A Polícia Civil concluiu o inquérito que investigava a morte de uma jovem, de 18 anos, na zona rural de Porteirinha, e indiciou o ex-companheiro da vítima. O crime foi em julho deste ano e Tauane de Jesus Silva foi encontrada morta pela mãe no quarto onde dormia. Segundo a Polícia Civil, a motivação foi o término do relacionamento.

·        Jovem de 18 anos é encontrada morta dentro de casa na zona rural de Porteirinha

Na época, a PM informou que eles eram namorados, mas no decorrer das investigações ficou comprovado que o casal estava separado e o homem não aceitava. A polícia teve acesso a mensagens trocadas entre os dois em que o suspeito “suplicava pelo retorno do relacionamento”.

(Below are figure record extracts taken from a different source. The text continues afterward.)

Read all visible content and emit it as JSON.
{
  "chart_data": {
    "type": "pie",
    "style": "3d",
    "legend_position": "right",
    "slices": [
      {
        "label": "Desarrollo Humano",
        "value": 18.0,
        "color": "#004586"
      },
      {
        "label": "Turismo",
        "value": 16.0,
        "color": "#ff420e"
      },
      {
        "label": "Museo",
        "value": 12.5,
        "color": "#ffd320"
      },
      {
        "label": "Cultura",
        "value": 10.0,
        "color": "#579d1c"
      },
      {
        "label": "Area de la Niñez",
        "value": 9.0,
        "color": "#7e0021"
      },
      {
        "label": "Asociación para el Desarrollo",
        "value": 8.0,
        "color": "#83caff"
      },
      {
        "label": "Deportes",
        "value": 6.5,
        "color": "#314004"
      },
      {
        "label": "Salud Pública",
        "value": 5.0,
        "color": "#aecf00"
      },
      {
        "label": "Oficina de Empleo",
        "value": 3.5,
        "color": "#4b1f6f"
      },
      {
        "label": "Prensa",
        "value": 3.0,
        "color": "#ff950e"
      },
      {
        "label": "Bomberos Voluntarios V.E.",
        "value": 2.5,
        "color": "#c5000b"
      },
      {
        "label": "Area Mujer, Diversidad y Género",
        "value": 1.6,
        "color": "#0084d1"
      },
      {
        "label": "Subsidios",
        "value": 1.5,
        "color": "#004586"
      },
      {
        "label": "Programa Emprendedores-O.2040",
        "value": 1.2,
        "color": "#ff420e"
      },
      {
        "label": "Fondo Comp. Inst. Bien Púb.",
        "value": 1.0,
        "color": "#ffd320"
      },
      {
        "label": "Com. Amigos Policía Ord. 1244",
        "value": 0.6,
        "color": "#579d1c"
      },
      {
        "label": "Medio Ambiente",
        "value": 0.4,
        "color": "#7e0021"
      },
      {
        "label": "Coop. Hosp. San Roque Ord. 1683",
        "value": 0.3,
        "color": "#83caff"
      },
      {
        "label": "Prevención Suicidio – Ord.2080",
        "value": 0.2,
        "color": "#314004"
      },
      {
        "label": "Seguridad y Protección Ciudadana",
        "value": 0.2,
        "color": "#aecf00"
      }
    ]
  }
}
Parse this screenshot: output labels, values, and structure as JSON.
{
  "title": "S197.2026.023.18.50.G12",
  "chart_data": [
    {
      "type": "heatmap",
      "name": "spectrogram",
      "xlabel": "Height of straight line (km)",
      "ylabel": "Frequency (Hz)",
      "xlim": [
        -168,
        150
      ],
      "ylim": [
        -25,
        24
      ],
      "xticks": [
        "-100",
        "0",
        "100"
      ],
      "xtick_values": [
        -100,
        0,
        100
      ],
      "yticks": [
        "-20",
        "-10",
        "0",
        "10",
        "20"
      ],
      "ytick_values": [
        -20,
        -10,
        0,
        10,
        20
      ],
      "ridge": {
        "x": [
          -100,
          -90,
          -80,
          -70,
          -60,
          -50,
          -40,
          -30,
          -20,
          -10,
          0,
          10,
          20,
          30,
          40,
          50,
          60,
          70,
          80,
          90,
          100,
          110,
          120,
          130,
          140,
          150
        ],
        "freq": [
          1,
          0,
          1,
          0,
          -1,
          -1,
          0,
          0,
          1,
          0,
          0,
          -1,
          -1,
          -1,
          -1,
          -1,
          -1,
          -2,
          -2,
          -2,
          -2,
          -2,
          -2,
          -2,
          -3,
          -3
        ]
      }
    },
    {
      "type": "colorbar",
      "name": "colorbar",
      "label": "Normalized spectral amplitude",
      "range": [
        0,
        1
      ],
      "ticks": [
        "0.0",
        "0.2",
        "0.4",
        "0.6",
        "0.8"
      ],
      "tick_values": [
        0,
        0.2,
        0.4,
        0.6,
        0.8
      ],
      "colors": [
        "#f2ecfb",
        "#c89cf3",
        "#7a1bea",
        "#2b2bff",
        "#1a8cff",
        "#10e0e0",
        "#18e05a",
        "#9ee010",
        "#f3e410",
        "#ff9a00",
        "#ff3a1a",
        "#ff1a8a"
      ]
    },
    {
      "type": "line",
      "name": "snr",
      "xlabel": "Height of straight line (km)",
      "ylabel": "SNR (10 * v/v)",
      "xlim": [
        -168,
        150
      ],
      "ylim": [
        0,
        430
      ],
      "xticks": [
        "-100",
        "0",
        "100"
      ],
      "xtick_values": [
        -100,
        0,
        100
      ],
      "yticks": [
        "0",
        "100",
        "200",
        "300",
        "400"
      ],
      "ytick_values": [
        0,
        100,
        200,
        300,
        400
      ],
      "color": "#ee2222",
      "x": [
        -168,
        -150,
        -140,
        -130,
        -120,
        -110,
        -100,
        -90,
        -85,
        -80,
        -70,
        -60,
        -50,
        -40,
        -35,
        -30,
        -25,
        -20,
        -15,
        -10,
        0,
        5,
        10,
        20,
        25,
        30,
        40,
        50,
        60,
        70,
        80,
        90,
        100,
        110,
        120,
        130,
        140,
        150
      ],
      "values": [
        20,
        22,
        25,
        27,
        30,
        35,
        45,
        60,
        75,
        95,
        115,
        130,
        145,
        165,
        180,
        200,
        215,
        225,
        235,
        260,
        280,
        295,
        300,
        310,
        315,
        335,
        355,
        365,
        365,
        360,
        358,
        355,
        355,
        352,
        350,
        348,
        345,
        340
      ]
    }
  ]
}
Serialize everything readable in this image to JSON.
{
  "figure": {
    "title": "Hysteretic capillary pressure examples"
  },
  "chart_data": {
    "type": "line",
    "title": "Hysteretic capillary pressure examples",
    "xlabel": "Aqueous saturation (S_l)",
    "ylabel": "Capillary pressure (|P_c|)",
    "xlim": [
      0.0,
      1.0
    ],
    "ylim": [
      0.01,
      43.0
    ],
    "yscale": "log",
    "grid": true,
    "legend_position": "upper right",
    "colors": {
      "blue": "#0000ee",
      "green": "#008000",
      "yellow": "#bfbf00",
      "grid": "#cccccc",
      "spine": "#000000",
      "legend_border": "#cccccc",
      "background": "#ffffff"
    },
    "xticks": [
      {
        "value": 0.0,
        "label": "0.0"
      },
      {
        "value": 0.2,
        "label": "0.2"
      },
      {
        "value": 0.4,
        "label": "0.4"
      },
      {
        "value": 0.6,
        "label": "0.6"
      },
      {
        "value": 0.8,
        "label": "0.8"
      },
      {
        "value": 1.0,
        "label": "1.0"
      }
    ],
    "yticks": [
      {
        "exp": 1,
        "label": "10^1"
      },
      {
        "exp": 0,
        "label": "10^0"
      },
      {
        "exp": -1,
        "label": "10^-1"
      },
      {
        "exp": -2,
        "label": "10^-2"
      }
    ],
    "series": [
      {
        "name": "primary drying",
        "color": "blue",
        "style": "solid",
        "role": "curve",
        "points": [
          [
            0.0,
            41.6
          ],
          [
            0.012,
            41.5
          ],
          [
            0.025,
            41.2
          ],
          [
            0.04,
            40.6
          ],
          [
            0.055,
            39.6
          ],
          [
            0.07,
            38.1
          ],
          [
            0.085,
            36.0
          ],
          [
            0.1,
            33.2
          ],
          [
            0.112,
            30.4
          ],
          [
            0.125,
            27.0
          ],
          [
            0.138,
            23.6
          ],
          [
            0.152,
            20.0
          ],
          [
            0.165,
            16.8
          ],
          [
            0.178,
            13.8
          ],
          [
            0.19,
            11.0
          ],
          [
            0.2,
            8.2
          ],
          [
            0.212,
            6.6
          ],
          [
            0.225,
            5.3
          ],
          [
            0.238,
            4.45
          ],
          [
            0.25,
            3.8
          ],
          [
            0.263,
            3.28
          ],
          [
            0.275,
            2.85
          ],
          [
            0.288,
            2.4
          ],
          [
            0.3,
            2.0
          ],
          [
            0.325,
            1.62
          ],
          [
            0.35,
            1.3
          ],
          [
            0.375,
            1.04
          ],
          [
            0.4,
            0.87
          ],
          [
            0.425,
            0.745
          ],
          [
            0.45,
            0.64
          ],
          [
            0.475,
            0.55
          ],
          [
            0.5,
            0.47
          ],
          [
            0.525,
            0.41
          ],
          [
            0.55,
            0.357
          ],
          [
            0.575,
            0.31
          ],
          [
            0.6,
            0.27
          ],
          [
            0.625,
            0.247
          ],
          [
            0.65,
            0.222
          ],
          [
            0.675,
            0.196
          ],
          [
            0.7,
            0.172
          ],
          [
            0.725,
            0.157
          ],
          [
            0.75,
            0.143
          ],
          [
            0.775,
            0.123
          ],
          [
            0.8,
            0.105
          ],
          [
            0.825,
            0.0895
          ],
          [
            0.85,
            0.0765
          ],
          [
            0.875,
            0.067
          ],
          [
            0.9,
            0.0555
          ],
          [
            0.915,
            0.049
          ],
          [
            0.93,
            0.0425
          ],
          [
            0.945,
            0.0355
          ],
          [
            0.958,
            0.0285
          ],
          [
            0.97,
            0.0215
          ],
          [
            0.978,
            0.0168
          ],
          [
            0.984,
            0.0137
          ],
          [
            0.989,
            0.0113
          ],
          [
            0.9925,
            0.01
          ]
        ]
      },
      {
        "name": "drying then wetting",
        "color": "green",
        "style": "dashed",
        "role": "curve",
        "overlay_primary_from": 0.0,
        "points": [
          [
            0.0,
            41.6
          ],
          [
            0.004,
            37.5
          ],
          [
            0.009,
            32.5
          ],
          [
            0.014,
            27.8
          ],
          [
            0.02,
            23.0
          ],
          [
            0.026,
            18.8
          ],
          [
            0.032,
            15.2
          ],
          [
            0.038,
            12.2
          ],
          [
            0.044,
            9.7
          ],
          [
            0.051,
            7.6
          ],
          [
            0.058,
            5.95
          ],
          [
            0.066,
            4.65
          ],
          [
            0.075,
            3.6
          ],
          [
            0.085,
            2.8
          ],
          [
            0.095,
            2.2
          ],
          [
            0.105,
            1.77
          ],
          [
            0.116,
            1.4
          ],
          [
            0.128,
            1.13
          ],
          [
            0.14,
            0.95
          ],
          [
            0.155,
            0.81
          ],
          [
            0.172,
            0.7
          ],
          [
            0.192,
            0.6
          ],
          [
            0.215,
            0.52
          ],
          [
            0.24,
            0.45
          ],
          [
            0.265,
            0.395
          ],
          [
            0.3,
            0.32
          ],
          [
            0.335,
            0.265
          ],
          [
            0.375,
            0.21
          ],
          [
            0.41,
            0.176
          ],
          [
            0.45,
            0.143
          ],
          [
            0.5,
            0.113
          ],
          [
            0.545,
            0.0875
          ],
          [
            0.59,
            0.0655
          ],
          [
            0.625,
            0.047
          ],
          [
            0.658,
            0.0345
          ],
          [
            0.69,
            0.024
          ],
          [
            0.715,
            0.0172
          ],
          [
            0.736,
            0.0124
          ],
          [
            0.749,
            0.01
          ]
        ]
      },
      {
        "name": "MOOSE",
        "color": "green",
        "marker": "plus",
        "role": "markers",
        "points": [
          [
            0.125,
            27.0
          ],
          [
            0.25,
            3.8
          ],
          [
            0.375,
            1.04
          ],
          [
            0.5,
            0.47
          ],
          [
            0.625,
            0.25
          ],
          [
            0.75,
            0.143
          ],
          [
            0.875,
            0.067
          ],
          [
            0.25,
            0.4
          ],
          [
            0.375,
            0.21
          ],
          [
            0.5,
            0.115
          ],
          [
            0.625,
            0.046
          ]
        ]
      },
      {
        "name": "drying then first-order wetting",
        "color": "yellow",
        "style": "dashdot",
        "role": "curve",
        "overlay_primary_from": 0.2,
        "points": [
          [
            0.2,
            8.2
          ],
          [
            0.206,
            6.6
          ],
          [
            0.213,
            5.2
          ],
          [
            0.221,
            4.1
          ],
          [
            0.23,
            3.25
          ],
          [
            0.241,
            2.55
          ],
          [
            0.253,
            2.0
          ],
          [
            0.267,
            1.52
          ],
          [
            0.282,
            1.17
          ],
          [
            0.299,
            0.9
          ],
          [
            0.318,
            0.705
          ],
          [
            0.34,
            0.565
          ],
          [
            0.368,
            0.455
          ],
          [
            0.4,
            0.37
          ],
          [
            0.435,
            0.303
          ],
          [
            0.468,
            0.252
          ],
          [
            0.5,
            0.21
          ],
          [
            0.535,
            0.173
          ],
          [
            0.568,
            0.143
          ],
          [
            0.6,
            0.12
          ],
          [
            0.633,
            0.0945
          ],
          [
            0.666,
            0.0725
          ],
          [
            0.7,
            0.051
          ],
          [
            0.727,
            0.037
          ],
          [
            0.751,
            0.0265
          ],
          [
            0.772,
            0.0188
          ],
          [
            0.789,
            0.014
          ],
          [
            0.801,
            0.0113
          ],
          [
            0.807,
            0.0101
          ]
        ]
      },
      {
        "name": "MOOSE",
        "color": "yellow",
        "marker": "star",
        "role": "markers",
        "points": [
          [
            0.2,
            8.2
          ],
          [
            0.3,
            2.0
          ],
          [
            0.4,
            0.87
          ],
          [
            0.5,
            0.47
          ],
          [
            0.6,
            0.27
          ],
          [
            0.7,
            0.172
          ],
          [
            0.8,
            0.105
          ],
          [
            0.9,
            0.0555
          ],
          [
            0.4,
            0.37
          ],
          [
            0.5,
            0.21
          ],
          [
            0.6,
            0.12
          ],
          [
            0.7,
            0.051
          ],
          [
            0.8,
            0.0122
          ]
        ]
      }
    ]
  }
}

“O suspeito alegou em suas declarações que a vítima o estava traindo, entretanto, conseguimos provar dentro dos autos que ele agiu por não aceitar o fim do relacionamento“, explicou o delegado André Nunes Barbosa Brandão, em nota enviada pela Polícia Civil.

De acordo com as investigações, por não conseguir convencer a vítima a reatar, o homem foi a casa onde ela morava com os avós e cometeu o crime na frente do filho do casal, de dois anos. A jovem foi morta por asfixia após golpes de ‘mata-leão’.

O inquérito foi encaminhado à Justiça nessa segunda-feira (9) e o suspeito foi indiciado por homicídio qualificado.

“Ele foi indiciado em três qualificadoras: Motivo fútil, asfixia e feminicídio, e ainda, pelo fato de o delito ter sido cometido na presença do filho da vítima, criança de apenas 2 anos de idade, a pena pode ser aumentada de 1/3 até a metade” esclareceu o delegado.

No dia do crime, o homem fugiu por uma área de mata e foi preso pela PM após 17h de buscas ininterruptas. Os policiais seguiram pistas e perceberam que a mata era perto de residências de familiares e ele foi encontrado dormindo na casa da mãe durante a noite.

No momento da prisão, o suspeito confessou o crime e disse que foi motivado por ciúmes. Ele permanece no sistema prisional e a Polícia Civil representou pela prisão preventiva.